How a leading AI lab fuels agentic development with frontier data via Labelbox
A leading AI lab needed a rigorous method to evaluate agentic models beyond basic instruction-following, specifically assessing how models plan, reason, and adapt across complex multi-step tool-use tasks in scenarios mirroring real-world ambiguity.
Labelbox delivered a benchmark comprising 25 interfaces, over 250 API functions, and more than 1,000 tool-use tasks, giving the AI lab an objective mechanism to pressure-test agentic model performance, surface key gaps in reasoning and execution, and accelerate product development and model iteration.
Frequently asked questions
What did this team achieve with this AI workflow?
Labelbox delivered a benchmark comprising 25 interfaces, over 250 API functions, and more than 1,000 tool-use tasks, giving the AI lab an objective mechanism to pressure-test agentic model performance, surface key gap…

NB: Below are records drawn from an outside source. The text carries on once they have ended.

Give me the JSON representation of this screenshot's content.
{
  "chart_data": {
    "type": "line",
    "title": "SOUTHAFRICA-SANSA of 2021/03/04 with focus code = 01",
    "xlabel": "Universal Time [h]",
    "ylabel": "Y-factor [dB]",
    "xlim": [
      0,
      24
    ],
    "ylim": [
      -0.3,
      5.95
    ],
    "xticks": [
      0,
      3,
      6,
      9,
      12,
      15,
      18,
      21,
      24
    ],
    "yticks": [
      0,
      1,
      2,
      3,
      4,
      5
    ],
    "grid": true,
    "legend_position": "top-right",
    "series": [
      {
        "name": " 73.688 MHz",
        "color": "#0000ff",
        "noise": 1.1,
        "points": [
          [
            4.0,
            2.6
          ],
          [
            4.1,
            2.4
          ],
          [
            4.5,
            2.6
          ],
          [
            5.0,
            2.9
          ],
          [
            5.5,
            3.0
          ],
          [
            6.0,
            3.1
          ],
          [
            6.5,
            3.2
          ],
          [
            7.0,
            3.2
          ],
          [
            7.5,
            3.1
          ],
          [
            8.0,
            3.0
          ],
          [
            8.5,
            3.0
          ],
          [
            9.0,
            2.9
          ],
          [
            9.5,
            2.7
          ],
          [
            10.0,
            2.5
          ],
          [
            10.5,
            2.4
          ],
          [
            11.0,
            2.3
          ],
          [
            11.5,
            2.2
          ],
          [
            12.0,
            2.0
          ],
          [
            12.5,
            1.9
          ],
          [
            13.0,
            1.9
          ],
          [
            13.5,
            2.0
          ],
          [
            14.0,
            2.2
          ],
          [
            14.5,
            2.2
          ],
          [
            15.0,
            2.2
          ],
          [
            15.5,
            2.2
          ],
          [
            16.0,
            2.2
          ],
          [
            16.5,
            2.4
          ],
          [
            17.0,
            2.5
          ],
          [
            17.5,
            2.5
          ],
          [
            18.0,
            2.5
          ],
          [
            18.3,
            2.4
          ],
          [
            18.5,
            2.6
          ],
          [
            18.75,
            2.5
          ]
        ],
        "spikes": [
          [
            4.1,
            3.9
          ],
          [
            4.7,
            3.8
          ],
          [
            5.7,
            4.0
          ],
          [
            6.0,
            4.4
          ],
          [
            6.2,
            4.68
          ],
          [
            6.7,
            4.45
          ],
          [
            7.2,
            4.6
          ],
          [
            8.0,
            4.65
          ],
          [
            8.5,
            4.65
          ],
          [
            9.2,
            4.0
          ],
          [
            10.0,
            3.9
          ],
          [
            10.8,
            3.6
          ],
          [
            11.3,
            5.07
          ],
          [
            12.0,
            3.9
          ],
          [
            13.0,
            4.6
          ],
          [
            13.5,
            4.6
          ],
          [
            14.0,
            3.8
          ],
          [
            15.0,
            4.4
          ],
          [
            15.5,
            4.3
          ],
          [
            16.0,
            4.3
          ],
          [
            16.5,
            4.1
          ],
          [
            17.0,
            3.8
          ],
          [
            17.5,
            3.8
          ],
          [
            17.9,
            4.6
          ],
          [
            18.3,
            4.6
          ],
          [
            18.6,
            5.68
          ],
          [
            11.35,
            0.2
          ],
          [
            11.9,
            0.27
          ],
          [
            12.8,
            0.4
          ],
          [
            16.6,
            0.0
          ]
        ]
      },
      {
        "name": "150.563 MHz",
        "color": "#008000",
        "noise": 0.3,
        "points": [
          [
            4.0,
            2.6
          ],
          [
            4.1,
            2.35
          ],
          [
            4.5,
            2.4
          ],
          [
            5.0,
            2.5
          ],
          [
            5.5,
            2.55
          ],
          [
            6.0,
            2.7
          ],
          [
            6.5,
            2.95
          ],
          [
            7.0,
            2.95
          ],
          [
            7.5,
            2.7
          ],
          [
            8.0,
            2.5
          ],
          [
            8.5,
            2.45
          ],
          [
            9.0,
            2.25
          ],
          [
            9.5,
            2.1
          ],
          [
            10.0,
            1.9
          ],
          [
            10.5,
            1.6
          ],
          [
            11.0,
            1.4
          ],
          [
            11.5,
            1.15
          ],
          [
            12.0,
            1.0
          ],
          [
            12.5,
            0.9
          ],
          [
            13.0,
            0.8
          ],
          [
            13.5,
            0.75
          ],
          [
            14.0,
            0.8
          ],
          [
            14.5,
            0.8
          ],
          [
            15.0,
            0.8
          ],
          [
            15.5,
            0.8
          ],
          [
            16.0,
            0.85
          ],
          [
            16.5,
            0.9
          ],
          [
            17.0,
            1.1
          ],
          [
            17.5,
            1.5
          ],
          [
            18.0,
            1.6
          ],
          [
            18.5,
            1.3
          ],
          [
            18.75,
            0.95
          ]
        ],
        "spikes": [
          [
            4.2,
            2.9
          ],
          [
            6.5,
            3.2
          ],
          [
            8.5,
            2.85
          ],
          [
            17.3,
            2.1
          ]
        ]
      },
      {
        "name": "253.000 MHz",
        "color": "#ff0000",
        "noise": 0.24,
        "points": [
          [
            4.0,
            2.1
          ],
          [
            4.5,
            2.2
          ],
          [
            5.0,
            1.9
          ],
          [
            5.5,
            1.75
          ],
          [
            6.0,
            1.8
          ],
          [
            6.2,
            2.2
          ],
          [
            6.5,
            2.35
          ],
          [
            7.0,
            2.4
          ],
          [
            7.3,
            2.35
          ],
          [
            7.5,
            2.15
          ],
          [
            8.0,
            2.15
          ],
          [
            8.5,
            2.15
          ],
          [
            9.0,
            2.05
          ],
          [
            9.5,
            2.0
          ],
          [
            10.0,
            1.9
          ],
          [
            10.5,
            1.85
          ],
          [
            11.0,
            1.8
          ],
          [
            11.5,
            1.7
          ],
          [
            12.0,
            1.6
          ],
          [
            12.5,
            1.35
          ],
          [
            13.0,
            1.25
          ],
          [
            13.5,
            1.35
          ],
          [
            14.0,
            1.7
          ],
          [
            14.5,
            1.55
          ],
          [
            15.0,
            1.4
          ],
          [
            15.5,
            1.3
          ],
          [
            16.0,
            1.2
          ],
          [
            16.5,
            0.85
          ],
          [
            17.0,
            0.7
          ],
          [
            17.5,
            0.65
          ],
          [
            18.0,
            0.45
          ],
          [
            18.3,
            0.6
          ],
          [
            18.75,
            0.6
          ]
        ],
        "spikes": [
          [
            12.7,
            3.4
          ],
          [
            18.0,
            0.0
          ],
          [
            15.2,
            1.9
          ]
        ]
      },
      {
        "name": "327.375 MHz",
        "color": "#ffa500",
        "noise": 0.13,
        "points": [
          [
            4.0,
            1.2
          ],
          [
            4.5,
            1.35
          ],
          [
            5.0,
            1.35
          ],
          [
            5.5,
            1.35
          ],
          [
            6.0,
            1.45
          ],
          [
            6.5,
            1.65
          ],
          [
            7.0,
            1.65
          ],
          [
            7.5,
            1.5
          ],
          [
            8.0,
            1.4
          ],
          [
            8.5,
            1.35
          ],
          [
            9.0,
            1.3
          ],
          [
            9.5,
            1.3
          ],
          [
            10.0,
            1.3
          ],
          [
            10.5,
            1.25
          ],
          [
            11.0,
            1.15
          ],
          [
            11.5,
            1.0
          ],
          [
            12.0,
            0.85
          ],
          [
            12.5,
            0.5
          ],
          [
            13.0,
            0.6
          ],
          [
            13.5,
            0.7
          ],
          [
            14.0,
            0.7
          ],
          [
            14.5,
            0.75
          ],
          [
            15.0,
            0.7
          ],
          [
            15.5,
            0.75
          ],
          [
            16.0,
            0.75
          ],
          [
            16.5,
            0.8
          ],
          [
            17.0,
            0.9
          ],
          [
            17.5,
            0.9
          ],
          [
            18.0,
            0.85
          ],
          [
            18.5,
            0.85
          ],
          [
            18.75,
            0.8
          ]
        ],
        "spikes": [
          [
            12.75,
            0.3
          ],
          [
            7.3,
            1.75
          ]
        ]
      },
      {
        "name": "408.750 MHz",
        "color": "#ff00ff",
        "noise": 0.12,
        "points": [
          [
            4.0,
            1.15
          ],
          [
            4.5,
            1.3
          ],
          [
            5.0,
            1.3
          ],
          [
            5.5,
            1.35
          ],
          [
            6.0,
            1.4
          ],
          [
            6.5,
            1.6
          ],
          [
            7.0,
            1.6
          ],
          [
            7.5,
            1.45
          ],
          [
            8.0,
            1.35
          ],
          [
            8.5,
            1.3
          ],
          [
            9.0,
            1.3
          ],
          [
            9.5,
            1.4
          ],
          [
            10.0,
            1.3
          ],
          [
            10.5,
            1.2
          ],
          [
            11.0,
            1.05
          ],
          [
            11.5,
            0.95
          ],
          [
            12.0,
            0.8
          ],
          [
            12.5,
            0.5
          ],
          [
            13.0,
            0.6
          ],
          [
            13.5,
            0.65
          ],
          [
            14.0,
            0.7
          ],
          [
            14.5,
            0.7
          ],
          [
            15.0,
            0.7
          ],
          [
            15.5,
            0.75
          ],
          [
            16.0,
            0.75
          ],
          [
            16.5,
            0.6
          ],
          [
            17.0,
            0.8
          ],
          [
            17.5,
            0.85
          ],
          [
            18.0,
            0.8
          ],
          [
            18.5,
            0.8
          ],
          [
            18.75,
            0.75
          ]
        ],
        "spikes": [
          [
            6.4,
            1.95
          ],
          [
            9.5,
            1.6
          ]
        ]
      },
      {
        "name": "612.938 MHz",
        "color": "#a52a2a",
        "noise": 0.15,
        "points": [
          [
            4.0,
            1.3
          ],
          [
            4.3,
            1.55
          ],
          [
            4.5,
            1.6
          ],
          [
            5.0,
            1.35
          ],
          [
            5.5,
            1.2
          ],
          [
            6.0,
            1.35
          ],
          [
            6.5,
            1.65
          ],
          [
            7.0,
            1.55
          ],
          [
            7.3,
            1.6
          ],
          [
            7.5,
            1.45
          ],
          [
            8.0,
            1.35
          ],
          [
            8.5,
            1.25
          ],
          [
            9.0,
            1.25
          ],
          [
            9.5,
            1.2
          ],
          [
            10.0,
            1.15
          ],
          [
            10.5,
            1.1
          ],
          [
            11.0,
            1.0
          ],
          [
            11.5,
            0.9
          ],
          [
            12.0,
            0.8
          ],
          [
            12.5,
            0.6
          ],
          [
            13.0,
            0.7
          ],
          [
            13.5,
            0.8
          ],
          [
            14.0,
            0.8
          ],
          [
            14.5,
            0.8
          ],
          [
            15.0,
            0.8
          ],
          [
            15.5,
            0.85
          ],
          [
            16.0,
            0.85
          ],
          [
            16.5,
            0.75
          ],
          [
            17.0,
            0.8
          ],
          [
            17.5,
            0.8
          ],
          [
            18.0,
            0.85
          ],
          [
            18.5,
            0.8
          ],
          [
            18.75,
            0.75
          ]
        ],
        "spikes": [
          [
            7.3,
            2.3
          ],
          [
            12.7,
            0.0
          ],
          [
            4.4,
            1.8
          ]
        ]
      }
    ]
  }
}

What tools did this team use?
Labelbox, Python.
What results were reported?
API interfaces in benchmark: 25; API functions in benchmark: over 250; Tool-use tasks in benchmark: more than 1,000; Product and model iteration speed: accelerating both product development and model iteration (source-reported, not independently verified).
How is this quality assurance AI workflow structured?
Lab identifies evaluation need → Design domain environments → Tier 1: Define API schemas → Tier 2: Create task prompts → Model executes multi-step tasks → Score difficulty and verify outcomes → Surface reasoning gaps.